Addison, kendi kararlarını kendisi vermeye hakkı var.
I just have a feeling that no matter what I say you're gonna look at it on the sad sack side.
İçimde, ne söylersem söyleyeyim acemice değerlendireceğine dair bir his var.
He needs to know you're on his side.
Onun tarafında olduğunuzu bilmesi gerekiyor.
I'm on your side! No, you're on his side!
Hayır sen ondan yanasın!
No, you're on his side.
Hayır onun yanındasın.
Stick up for the cunt,'cause you're on his side, side of the "guy."

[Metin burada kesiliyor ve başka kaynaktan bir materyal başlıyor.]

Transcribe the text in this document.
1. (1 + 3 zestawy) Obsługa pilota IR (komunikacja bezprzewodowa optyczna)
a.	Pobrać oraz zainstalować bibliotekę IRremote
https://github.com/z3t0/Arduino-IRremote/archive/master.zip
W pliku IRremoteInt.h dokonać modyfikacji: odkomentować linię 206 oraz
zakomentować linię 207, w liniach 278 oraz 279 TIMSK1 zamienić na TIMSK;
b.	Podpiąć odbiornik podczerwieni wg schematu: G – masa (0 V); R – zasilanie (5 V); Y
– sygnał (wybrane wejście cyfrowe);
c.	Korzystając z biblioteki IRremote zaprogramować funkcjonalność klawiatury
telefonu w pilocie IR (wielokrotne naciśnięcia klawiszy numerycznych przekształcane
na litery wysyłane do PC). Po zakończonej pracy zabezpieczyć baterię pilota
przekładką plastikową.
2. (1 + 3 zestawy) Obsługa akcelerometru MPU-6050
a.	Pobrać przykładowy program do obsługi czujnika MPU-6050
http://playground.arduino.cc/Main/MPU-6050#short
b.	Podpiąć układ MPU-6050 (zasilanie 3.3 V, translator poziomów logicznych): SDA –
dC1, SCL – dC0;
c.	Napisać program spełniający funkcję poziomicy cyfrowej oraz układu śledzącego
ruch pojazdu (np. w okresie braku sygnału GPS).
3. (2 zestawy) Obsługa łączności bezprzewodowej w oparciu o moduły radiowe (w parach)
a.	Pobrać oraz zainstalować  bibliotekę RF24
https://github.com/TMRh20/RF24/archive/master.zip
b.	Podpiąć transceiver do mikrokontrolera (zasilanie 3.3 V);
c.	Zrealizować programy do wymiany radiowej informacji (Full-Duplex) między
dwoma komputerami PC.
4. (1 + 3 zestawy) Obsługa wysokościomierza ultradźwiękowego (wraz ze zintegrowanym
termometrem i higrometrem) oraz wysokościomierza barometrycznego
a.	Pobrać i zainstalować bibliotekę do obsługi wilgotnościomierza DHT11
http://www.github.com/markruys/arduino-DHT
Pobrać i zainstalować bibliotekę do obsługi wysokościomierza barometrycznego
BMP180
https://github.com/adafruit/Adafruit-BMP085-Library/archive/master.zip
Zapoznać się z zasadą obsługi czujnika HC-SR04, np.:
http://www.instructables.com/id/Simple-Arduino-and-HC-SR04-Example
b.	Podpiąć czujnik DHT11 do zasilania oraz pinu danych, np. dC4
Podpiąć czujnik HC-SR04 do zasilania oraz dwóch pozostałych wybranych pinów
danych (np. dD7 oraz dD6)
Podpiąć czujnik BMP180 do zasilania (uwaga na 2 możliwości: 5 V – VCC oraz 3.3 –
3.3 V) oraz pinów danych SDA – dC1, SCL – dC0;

Onun tarafını tutuyorsun tabii. "Adamın" tarafını.
- Now you're on his side?
- Onun tarafını mı tutuyorsun?
You're going to put one of us on his side.
Onun tarafina bizden birini koyacaksin.
Why do I feel like you're already on his side?
Neden senin zaten onun tarafında olduğunu hissediyorum?
I can't believe you're on his side.
Onun tarafında olduğuna inanamıyorum.
In any kind of sabotage operation... the most important thing is keeping your enemy thinking you're on his side.
Tüm sabotaj harekatlarında en kilit nokta düşmanınıza onların tarafında olduğunuz düşüncesini aşılamaktır.
So you're on his side?
- Onu mu tutuyorsun yani?
- So you're on his side?
- Sen de mi onun tarafındasın?
I believe that you're on his side.
Senin onun tarafında olduğuna inanıyorum.